America's Unofficial Ambassadors

We work at the grassroots level throughout the Muslim World to counter violent extremism before it takes hold, to promote tolerance and understanding, and to foster better relations with the United States.

La Glace Moderne

The following is a guest post from AUA Mosaic Scholarship recipient Alisa Hamilton. She is currently volunteering with Tostan in Senegal. To find an amazing opportunity like this one, search the AUA Directory of Recommended Organizations© today!


A year ago, I studied for a semester in Dakar and have now returned to volunteer. Anta, one of my host sisters from my semester abroad, recently had her twelfth birthday. I took her out for ice cream to celebrate at a restaurant/bakery called La Glace Moderne. Anta had strawberry, and I had chocolate. We had both just eaten mafé for lunch – mafé is one of my favorite Senegalese dishes made with white rice, cooked vegetables, and beef with a rich peanut sauce – so neither of us had much room for ice cream, but we ate it anyway of course! 

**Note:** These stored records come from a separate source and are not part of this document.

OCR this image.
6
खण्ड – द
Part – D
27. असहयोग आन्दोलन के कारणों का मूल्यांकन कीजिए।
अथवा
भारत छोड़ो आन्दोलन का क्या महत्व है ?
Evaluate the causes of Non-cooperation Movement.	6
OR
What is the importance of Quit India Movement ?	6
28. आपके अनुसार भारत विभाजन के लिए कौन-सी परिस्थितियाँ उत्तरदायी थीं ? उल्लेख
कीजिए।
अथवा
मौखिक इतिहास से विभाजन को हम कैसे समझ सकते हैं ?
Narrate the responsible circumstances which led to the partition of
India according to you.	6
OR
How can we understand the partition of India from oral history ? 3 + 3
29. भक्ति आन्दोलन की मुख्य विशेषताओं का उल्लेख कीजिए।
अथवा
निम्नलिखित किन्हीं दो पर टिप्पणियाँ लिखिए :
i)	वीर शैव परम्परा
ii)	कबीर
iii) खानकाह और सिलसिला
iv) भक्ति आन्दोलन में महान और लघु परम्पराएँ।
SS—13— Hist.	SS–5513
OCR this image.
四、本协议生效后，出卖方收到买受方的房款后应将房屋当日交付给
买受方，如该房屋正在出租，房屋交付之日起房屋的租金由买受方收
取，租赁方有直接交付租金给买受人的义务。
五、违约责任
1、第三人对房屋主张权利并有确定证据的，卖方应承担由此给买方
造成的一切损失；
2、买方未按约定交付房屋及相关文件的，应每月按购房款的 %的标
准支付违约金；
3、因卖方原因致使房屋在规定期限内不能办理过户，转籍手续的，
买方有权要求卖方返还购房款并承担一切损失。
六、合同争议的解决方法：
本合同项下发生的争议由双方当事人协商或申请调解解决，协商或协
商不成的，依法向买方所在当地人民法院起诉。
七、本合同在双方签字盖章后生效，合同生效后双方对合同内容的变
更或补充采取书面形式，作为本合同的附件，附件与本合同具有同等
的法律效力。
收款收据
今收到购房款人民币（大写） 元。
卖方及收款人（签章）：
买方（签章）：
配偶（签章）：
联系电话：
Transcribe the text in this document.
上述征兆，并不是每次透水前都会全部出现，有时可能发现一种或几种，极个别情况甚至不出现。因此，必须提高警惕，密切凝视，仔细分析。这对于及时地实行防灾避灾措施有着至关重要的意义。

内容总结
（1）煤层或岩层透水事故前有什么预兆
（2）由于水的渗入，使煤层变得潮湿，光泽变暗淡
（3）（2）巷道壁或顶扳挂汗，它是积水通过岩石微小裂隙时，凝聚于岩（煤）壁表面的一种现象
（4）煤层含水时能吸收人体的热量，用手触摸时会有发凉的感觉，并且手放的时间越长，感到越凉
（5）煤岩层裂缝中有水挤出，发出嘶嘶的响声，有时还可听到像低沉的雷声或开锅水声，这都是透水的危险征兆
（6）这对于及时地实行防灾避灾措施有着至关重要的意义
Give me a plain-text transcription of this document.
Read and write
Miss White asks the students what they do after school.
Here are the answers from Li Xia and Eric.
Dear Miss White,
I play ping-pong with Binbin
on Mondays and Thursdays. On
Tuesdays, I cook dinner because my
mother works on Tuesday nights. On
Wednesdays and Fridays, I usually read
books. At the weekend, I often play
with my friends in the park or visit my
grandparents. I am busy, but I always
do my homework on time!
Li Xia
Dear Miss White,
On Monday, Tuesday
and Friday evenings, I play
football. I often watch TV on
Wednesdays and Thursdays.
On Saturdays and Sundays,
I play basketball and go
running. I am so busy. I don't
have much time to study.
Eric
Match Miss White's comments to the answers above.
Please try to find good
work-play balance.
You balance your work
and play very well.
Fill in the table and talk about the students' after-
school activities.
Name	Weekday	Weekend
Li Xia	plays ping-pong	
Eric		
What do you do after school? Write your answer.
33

Anta and I took this video while swinging on the swing set behind the restaurant. I love how she decided to film the paintings on the walls of Disney characters – Snow White, Jasmine, Bambi, and Dora the Explorer. She filmed what she is used to seeing on television. Although these days, I think she watches more MTV than the Disney Channel, especially with her older sisters who are 15 and 20 years old.

Inside the restaurant, we interviewed each other with the video camera AUA provided me to record my experiences in Senegal. Anta asked me my name, what I do for work, and the names of my family members. I asked her name, the names of her family members, her favorite color, what she likes to do outside of school, and what she wants to do when she grows up. It made the feminist in me a little sad that her favorite color is pink and that outside of school, she likes to watch TV and talk to her friends on the phone. Anta doesn’t have a cell phone, and I’ve never seen her talk to her friends on the house phone. Maybe she sees herself as someone who would talk to her friends on the phone if she had one. She does have a Facebook account, though, which I made for her on my laptop at the same restaurant when I was here last year. She was disappointed that I didn’t bring my computer with me this time.

Courtesy of Alisa Hamilton

Anta’s responses to my questions reminded me of an article, “How to Talk to Little Girls,” by Lisa Bloom that I read recently and made me feel guilty for giving her a hairbrush and body lotion as birthday presents. The article talks about how our first reaction when we see little girls is to tell them how cute they are, which conditions them at a young age to be very conscious of their appearance. Looking good is incredibly important to women in Senegal. The Wolof word for “dressing well” is sañse, and what you wear is a way to display economic status and social standing (check out Debra Heath’s article, “Fashion, Anti-fashion, and Heteroglossia in Urban Senegal”).

Instead of remarking on a young girl’s cute-ness, Lisa Bloom suggests asking about her favorite book or favorite subject in school. I did ask Anta about her favorite school subject in the ice cream shop. She responded History because it tells us about our past and where we are coming from, “which is very important.” She’s so right! In the future, I’m going to make a point not to give my host sisters beauty products as gifts, even though I know they like and use perfume and lip gloss. I once gave Anta a sketch book and crayons because I noticed how much she enjoyed drawing in my notebook. Next time, I’m going to try and find something History-related.

Anta wants to go to a university in the United States. I want to help her achieve this goal as much as I can and for the right reasons, those being a quality education and more professional opportunities in the future (not so she can live in a trendy apartment and buy flashy clothes like the ones she sees on MTV). My host sisters have summer vacation right now, but when the school year comes along, I’d like to help tutor them in Math and English (I hate History, I must admit, and am not sure how well I’d do with Biology in the French language). In the meantime, we’re going out for ice cream!